Les: One of my favorite principles in behavioral data modeling is this concept of multiple layers. First is the temporal layer time has natural structure. Then the geospatial layer location and movement in space. And the behavioral layer what people tend to do.
But behaviors are best understood not by what people will do, but by what they won’t do constraints. Constraints govern behavior. Like in the morning: you don’t shave after you shower or drink orange juice after brushing your teeth. If you were trying to guess someone’s routine, the constraints would guide you more than preferences. That applies to so many predictive models.
John: Love it. We’ve probably got time for a few more questions. One we always ask: what got you into math or using data and modeling in the first place?
Les: It's funny. It was the Nintendo Entertainment System. Super Mario Brothers, Legend of Zelda my all-time favorite game. I loved that tech. I sold my NES at a garage sale to buy a Packard Bell 286 computer. My favorite games were simulations football, baseball. I loved trading players, printing stats. My dad would yell at me for wasting ribbons on the dot matrix printer.
Even at West Point, one of my thesis projects was simulating the 1990 Pittsburgh Pirates should they have beaten the Braves and gone to the World Series? So yeah, I got into it through games and simulation.
And people. We shared a very special teacher Mrs. Mullen at Cathedral Prep. She taught AP math junior and senior year. That was probably the biggest inspiration and biggest leg up. When you pursue things you enjoy, you get good at them. I remember visiting West Point and getting a pop quiz in a calc class. Cadets were failing. I got a 100. That wasn't because of me. That was because of Mrs. Mullen.
John: She would absolutely expect that of you too, child of grace.
Les: Yes she would. Absolutely.
John: Final question. Models help make decisions. If you could go back to any point in your life or history, rewind the clock using the flux capacitor, and make a different decision using data what would that “what the flux” moment be?
Les: I’m going to go back to my decision to go to West Point.
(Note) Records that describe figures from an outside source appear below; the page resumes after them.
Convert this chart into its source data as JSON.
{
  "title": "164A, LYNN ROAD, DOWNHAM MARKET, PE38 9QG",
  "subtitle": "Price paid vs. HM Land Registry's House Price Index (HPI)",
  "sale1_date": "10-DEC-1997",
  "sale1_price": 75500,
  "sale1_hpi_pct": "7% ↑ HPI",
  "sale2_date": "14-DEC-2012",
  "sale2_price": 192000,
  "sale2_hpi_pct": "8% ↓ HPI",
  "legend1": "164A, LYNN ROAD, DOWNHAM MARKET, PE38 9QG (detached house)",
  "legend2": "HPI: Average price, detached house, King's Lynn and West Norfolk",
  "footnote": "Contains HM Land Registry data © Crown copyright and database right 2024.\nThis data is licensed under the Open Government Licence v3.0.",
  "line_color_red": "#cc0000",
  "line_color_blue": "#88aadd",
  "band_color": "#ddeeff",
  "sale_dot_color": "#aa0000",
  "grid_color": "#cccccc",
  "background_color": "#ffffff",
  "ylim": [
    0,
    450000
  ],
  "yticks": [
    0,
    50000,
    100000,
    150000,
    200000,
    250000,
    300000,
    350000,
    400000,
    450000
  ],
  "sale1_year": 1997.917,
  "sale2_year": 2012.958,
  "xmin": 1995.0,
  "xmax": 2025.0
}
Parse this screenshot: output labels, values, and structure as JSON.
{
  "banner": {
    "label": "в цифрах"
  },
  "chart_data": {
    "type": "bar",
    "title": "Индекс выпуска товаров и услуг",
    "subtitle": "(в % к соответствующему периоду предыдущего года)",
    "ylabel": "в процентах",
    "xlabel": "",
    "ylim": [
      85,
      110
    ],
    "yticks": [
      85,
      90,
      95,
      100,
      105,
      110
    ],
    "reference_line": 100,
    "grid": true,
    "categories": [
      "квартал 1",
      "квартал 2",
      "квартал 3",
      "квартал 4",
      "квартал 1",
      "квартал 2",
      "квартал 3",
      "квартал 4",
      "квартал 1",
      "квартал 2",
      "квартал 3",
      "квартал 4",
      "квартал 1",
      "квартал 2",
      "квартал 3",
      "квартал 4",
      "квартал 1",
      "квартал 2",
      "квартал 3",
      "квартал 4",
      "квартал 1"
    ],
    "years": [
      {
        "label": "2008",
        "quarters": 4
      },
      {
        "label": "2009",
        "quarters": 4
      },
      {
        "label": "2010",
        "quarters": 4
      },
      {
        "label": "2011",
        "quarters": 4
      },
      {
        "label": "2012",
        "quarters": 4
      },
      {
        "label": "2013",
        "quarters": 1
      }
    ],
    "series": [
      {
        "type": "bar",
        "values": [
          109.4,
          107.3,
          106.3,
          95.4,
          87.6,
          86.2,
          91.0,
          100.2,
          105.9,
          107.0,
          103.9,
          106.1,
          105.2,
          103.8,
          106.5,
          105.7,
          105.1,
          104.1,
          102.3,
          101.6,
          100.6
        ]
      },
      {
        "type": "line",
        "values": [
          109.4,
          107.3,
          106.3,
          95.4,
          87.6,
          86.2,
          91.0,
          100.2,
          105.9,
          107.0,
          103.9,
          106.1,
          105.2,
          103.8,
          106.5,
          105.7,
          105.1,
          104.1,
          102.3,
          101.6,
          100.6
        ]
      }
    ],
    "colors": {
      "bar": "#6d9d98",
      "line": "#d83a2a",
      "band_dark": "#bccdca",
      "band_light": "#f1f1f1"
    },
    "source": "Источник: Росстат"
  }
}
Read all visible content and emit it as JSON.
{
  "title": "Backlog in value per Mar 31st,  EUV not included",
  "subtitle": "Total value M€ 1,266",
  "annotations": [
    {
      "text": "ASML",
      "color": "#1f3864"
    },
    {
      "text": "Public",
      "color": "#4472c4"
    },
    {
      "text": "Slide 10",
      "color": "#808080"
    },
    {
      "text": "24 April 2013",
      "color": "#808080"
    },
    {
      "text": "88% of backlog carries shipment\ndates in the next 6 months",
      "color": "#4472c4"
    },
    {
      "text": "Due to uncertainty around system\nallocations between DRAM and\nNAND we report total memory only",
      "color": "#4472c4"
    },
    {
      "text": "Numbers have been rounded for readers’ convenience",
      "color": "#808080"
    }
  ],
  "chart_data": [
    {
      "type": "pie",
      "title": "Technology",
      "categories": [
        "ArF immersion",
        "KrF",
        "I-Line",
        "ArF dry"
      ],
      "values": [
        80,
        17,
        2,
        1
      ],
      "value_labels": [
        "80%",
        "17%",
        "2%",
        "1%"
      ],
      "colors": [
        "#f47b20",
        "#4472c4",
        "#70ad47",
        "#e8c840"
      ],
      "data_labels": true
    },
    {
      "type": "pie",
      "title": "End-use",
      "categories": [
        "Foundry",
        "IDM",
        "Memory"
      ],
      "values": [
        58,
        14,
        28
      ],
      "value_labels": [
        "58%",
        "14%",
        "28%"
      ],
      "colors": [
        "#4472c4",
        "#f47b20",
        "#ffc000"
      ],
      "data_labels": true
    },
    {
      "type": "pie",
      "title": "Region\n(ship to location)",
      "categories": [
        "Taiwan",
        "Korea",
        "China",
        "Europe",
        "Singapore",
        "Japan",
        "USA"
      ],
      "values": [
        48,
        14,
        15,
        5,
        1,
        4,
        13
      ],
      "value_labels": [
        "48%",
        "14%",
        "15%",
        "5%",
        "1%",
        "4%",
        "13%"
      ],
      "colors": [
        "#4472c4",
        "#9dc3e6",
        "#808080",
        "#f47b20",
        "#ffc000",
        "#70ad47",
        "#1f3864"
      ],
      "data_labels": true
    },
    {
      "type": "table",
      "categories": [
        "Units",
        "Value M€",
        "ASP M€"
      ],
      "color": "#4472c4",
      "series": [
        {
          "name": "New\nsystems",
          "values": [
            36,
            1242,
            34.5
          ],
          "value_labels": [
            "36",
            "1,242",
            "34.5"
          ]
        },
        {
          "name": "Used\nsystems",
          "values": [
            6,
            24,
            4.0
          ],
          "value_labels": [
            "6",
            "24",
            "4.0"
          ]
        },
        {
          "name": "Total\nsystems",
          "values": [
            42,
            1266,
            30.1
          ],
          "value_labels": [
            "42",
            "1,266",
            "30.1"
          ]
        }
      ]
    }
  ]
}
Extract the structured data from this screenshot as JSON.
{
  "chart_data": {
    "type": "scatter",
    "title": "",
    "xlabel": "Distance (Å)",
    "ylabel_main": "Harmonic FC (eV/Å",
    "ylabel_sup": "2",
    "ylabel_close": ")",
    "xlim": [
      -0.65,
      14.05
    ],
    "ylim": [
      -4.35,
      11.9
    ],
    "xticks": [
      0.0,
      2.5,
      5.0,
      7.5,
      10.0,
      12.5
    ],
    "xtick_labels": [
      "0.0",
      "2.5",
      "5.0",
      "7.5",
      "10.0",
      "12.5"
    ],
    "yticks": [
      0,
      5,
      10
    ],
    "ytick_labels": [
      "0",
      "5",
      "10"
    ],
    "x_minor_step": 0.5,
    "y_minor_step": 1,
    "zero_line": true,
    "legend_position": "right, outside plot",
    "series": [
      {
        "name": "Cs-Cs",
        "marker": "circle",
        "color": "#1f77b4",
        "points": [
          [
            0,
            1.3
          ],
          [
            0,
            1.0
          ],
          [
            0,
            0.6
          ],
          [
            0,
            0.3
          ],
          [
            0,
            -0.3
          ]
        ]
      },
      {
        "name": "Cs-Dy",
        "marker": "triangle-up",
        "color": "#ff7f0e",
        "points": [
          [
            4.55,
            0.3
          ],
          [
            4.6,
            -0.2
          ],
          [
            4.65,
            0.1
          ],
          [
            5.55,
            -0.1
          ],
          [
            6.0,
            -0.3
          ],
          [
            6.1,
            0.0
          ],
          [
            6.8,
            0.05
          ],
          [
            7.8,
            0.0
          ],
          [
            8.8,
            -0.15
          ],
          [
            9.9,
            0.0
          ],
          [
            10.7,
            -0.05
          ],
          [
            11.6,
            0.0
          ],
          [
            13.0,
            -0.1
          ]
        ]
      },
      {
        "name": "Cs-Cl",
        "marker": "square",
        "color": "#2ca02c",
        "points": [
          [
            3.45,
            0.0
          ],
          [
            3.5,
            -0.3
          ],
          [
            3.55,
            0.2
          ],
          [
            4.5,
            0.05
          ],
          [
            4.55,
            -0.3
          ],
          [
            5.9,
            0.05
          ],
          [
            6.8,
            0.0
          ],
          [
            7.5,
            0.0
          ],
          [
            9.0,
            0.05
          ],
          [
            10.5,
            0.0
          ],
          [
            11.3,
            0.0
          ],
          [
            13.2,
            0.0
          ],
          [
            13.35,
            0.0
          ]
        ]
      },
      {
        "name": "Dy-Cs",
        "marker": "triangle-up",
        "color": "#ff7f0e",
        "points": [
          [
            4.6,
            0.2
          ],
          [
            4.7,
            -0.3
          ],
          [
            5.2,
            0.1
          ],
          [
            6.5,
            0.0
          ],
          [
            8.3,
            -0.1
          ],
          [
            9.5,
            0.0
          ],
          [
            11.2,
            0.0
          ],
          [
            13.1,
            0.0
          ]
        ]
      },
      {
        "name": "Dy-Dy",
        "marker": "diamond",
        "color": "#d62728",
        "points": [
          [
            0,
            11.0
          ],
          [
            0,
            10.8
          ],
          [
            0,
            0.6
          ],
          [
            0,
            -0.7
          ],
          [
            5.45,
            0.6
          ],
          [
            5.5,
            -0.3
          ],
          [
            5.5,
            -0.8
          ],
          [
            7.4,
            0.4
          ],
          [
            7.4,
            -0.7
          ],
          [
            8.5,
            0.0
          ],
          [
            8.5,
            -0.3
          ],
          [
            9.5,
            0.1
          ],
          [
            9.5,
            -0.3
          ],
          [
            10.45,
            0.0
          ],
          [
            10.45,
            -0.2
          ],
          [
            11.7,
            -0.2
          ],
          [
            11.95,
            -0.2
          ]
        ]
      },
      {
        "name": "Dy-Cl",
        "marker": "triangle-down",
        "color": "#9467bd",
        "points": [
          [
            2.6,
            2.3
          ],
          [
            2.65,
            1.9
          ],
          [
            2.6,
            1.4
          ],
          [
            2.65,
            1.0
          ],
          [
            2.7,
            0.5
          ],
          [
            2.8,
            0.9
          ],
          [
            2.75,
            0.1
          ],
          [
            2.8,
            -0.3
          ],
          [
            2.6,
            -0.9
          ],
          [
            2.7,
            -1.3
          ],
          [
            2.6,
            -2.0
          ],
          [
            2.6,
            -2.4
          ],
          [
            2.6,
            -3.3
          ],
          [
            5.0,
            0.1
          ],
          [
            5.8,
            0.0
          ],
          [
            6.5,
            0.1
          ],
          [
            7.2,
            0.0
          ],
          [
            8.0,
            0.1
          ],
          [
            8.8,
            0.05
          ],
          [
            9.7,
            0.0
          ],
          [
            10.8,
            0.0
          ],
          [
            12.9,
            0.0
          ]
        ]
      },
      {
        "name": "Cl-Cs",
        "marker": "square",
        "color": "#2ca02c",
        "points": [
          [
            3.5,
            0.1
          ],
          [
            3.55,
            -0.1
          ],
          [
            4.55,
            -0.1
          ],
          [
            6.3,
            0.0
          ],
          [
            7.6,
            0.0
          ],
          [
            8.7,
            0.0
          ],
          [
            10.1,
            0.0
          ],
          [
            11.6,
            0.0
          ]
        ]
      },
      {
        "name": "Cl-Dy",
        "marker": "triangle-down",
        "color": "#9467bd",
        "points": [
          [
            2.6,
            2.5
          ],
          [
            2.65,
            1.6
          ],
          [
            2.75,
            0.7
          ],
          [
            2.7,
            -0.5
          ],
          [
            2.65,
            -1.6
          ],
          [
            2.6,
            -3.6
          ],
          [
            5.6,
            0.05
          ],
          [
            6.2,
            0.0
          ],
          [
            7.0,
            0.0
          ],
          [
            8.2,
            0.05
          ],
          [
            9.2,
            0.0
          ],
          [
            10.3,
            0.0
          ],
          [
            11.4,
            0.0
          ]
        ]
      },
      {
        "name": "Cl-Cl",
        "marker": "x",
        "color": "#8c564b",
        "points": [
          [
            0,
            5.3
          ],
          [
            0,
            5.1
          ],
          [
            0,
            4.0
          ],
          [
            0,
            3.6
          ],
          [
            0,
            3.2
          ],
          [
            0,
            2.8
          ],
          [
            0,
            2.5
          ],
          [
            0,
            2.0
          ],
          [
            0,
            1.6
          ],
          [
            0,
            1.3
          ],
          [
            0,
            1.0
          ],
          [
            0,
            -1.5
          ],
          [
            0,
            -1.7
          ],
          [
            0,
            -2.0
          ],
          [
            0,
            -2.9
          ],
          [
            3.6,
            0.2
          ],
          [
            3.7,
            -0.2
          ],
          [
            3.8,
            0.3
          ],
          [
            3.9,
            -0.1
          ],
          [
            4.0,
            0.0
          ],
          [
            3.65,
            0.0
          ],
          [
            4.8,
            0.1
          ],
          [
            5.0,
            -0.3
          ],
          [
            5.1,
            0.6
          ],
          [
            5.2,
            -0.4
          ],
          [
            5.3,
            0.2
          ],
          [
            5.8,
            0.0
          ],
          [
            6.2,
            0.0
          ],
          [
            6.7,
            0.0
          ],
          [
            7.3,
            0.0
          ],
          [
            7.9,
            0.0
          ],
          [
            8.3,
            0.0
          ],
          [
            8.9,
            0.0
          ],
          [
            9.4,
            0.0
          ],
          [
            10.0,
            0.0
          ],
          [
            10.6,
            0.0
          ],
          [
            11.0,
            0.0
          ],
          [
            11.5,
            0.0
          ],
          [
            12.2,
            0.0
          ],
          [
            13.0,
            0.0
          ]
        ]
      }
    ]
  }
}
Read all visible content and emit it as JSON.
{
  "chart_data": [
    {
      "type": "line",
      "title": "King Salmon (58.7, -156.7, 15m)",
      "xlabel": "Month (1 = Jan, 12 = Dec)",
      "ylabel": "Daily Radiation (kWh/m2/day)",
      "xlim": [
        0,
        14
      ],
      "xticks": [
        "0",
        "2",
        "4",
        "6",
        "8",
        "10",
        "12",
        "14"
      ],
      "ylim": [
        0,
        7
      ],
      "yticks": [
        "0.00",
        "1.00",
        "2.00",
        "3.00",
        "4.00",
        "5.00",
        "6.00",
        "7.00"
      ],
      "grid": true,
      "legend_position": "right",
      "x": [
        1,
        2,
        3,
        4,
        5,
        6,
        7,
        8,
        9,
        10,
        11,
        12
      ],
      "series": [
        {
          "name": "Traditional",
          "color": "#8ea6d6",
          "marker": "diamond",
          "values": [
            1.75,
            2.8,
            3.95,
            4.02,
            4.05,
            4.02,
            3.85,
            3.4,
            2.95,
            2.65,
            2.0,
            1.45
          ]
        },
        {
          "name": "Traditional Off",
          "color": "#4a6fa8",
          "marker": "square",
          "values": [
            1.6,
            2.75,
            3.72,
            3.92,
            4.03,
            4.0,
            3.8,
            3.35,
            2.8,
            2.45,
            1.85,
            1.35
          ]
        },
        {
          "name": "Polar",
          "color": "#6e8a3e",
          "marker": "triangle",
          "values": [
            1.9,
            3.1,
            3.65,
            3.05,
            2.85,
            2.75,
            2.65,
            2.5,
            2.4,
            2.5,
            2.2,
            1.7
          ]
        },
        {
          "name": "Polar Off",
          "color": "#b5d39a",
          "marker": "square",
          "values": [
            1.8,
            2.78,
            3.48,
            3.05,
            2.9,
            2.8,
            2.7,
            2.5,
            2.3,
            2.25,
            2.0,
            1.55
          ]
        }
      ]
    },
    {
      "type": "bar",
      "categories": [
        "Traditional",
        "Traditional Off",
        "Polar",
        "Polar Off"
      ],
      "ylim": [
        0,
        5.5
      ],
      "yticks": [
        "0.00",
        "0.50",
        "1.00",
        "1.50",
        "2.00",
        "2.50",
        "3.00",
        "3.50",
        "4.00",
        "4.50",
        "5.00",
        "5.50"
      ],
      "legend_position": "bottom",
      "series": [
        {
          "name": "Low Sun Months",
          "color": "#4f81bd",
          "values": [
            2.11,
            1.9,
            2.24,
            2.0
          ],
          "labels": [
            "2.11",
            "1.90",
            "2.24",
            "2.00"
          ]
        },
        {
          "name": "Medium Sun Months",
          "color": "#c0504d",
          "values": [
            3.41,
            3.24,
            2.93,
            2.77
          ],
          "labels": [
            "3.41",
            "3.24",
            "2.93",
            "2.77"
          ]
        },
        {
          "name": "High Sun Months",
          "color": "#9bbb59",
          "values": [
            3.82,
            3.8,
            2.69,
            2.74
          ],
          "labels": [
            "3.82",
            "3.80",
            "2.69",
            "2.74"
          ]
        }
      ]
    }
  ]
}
I made that decision based on incomplete data and assumptions. I went because it was the cheapest pre-med option. I wanted to be an orthopedic surgeon. After freshman year, I realized I didn’t want that. I had other great options Duke, UPenn, Notre Dame. It would be fascinating to simulate my life had I chosen a different path. I don’t regret it, but I’m curious who I’d be now.
John: So good to have you on. As your kids start their own journeys, what advice are you giving them about the future of data science and decision-making?
Les: Learn how to use AI safely and effectively. Use it to discover what you're passionate about, what you're good at, and where you have an unfair advantage. If you learn prompt engineering and how to use AI to teach yourself, you can do anything. We're still in the punch-card era of AI. Get ahead of it now. I wouldn't tell people to major in computer science or liberal arts. Just be curious. Learn the fundamentals reading, writing, arithmetic and use AI to unlock your superpower.
John: Awesome, Les. Thank you so much. This was a great episode.
Les: Thanks, John. It was a pleasure.